With his understated charm, Christian Moueix, one of the leading vintners on Bordeaux’s Right Bank and Wine Spectator’s 2011 Distinguished Service Award winner, illustrated why the region—and its 2005 vintage—is so renowned. Though he is known to many for his tenure running Château Pétrus, he chose a wine from an estate that has belonged to his family since 1953: Château Trotanoy Pomerol 2005 (95 points, $190).
“I will try to not give you too many numbers, as they are boring,” Moueix told the audience. “Instead I will try to describe the birth of the vintage.” He detailed the excellent growing conditions in 2005 and how they resulted in a wine of refinement and balance.
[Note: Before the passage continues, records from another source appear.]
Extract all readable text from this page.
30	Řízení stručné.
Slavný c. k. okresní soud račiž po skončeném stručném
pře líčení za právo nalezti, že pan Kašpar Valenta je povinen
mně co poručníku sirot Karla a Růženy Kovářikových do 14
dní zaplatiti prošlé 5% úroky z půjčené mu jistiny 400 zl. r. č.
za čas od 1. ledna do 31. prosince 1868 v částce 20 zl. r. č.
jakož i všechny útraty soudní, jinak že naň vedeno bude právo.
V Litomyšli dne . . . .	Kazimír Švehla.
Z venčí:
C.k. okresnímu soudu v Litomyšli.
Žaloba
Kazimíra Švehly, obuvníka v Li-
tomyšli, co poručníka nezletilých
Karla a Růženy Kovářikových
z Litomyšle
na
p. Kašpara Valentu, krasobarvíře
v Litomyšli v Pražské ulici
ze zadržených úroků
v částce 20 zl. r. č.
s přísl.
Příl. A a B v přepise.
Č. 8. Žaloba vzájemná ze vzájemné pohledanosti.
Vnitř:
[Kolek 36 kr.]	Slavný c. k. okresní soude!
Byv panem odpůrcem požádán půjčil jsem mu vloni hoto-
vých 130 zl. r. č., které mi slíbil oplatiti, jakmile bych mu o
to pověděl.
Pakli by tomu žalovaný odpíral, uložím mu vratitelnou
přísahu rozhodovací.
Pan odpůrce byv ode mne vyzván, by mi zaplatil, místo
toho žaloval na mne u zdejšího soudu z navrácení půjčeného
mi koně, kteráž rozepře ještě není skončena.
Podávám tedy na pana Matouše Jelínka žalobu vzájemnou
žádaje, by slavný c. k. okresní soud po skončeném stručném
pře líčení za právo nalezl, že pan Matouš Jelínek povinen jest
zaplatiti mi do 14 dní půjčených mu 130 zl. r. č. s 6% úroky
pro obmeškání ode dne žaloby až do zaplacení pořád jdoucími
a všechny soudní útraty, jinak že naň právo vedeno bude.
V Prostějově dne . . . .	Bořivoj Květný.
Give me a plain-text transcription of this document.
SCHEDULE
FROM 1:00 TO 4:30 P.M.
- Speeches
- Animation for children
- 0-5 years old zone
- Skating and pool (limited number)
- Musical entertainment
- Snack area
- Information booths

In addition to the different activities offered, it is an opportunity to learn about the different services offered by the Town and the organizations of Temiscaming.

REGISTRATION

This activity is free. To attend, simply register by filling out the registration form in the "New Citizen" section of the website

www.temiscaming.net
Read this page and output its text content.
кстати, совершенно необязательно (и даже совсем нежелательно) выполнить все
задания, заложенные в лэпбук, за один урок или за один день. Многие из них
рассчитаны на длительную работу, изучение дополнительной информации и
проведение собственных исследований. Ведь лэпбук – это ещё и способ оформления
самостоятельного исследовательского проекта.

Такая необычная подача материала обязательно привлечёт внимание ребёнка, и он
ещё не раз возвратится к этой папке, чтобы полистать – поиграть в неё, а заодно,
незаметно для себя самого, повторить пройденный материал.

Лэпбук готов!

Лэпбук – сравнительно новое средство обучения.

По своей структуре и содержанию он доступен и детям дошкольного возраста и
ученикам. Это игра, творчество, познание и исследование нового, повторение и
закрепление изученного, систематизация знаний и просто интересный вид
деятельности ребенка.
Moueix said he avoids extracted notes in his wines. “We produce a red wine, not a black wine,” he explained.
Trotanoy’s name translates to “land too difficult to cultivate,” referring to the mixture of clay and gravel that can become as hard as concrete but provides a combination of elegance, depth and intensity to the wines. “To make a great wine, we need great grapes, we don’t need a great winemaker,” said Moueix, who manages estates in both Bordeaux and Napa. He also stressed the importance of the pickers in making a top-quality wine and noted that in his 42 vintages, he has never missed a harvest meal with his vineyard workers.
As Moueix spoke, he elicited laughter as he took deliberate pauses—twice—for a long drink of the wine, noting that it was tasting well. At one point, executive editor Thomas Matthews refilled the glass for Moueix, who said his wine is for drinking, not tasting. When he asked the crowd if they liked the 2005 Trotanoy, they replied with applause. Moueix smiled and emptied his glass.